HPV16 is the most common cause of cervical, oropharynx, and anal cancers and common therapies (cisplatin and radiation) are used for treatment in the advanced stages of these cancers. Even though we examined a pre-clinical model of HPV(+) oropharynx cancer, it is likely that similar principles of therapy and vaccination can be used for other HPV(+) associated cancers. Thus, use of the non-oncogenic Ad5 [E1-, E2b-]-E6 vaccine in conjunction with chemoradiation represents an important advancement in the therapy of HPV(+) associated cancers. The preclinical and in vitro data show loss of transformation and the equivalent augmentation of immune mediated clearance in mice suggest that further clinical trials in patients in a phase 1 setting would be safe and efficacious. We believe that this new Ad5 [E1-, E2b-]-E6 vector vaccine should be investigated further as a new immune based therapy for HPV16 associated cancers.

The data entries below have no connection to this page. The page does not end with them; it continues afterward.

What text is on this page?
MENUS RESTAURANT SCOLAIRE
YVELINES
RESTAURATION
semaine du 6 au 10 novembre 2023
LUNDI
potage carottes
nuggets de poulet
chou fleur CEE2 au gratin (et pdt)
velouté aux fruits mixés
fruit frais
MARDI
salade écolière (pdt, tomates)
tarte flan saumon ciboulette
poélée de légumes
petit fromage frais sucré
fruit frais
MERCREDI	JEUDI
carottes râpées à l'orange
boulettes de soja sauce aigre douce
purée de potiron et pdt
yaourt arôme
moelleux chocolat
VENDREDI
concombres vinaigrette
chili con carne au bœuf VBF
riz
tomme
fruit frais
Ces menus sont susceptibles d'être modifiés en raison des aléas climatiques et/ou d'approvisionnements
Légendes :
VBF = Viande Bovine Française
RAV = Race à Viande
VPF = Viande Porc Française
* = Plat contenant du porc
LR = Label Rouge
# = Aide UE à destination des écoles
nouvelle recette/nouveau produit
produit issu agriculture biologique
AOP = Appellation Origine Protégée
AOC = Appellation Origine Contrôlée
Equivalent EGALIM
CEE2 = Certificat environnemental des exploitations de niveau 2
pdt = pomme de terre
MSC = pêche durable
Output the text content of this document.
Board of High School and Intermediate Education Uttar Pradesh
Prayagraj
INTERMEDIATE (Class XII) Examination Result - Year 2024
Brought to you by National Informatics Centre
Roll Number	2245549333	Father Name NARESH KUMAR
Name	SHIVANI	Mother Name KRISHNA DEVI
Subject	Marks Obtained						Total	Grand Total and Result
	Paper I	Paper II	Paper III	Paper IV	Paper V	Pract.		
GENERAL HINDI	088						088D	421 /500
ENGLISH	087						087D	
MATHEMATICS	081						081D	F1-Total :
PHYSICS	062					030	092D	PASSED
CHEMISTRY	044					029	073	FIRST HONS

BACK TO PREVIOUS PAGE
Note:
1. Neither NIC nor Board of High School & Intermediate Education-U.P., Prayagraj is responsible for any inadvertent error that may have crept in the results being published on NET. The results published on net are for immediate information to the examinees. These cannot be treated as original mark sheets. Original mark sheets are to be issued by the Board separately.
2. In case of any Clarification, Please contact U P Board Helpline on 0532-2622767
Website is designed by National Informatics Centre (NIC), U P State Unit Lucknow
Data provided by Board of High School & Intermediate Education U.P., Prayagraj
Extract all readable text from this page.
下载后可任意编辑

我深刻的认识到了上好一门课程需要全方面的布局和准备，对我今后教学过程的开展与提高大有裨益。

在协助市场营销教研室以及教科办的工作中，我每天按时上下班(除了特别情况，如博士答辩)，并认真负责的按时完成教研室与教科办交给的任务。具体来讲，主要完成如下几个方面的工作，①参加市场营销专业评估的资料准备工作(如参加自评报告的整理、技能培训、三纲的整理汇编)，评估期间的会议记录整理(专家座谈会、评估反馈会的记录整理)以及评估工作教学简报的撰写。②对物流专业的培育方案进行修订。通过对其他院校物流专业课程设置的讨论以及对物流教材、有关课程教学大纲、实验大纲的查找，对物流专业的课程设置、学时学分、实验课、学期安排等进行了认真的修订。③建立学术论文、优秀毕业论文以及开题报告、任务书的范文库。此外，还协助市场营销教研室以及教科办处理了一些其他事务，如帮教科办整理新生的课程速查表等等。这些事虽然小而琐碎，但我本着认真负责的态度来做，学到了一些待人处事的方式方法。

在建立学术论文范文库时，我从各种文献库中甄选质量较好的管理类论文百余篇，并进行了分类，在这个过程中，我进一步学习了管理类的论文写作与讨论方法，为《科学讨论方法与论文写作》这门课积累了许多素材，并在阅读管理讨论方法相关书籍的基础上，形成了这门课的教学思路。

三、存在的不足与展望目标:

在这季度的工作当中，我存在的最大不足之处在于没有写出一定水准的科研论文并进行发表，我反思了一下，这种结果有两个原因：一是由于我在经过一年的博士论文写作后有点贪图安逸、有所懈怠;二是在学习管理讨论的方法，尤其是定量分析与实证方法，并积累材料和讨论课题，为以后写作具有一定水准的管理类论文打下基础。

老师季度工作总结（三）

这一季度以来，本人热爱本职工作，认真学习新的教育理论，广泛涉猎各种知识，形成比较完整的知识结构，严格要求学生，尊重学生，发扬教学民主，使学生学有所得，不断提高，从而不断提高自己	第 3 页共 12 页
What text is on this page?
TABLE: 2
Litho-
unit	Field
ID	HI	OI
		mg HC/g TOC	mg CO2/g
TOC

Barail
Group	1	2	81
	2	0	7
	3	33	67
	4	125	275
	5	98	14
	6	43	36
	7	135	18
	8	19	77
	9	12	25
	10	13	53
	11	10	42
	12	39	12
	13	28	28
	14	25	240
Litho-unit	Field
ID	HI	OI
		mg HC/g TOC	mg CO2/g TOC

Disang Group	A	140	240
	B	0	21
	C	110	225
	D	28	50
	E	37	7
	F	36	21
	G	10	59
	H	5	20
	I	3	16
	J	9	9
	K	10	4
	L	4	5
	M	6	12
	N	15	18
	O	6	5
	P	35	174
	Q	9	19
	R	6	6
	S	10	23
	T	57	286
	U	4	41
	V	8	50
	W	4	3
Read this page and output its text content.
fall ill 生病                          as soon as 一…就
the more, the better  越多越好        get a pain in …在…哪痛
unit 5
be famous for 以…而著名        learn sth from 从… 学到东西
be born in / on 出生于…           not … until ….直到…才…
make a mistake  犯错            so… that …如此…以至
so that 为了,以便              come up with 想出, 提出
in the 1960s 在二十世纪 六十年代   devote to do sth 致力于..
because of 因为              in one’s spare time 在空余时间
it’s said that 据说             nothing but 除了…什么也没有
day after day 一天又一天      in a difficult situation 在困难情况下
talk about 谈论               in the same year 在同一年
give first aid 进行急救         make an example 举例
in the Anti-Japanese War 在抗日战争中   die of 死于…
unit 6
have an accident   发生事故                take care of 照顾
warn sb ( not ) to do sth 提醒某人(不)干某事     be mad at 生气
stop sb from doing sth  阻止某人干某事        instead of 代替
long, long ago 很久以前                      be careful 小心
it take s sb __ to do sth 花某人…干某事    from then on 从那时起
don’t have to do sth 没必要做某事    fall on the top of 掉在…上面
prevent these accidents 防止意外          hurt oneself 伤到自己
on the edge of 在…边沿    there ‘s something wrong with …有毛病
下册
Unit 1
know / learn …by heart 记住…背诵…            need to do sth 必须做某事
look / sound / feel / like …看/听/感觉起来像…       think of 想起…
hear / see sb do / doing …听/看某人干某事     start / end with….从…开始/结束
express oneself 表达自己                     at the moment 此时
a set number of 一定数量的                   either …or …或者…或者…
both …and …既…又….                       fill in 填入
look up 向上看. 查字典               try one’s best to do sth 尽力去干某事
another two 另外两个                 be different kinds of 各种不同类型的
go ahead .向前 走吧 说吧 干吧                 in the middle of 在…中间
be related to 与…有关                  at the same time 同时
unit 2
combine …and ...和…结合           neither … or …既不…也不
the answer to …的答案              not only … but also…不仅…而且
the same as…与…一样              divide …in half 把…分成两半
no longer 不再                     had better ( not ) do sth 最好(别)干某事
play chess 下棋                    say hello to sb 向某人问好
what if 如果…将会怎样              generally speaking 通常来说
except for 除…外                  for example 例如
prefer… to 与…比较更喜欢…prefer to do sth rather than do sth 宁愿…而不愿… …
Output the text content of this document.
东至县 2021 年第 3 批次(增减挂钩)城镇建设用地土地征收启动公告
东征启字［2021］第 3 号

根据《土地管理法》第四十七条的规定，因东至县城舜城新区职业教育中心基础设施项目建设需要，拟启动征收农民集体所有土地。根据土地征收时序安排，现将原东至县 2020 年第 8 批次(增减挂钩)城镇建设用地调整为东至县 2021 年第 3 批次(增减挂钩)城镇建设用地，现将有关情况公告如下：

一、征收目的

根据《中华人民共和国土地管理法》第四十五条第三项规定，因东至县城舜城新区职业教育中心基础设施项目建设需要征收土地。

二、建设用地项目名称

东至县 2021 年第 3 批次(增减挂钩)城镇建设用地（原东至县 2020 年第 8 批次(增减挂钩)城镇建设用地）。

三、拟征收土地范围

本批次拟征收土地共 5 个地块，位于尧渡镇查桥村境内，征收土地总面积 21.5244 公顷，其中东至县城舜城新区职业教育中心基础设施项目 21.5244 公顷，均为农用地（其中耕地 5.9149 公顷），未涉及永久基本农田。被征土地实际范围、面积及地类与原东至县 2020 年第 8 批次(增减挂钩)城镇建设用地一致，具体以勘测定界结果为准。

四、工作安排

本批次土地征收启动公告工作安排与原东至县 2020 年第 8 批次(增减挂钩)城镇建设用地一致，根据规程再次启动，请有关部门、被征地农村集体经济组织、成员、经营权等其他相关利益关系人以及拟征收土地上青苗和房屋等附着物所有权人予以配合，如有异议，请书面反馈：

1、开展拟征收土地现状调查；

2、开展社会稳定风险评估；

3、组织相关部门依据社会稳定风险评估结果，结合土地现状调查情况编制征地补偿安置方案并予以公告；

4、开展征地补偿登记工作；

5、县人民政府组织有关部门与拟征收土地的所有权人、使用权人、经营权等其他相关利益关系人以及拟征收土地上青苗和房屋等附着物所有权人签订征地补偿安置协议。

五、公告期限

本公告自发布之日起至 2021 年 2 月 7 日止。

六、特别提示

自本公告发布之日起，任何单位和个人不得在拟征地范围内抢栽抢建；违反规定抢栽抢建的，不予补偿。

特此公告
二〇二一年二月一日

Tumor growth with no chemoradiation

Naïve C57BL/6 (n=6) were injected with 1×106 mEERL cells and followed for growth. One week after implantation tumors enter into log phase growth with none of the mice surviving without treatment, and all mice needed to be euthanized after 30 days. This illustrates the necessity for chemoradiation in order for the mice to survive, and the benefit of the Ad5 [E1-, E2b-]-E6 vaccine when given in conjunction with standard treatment.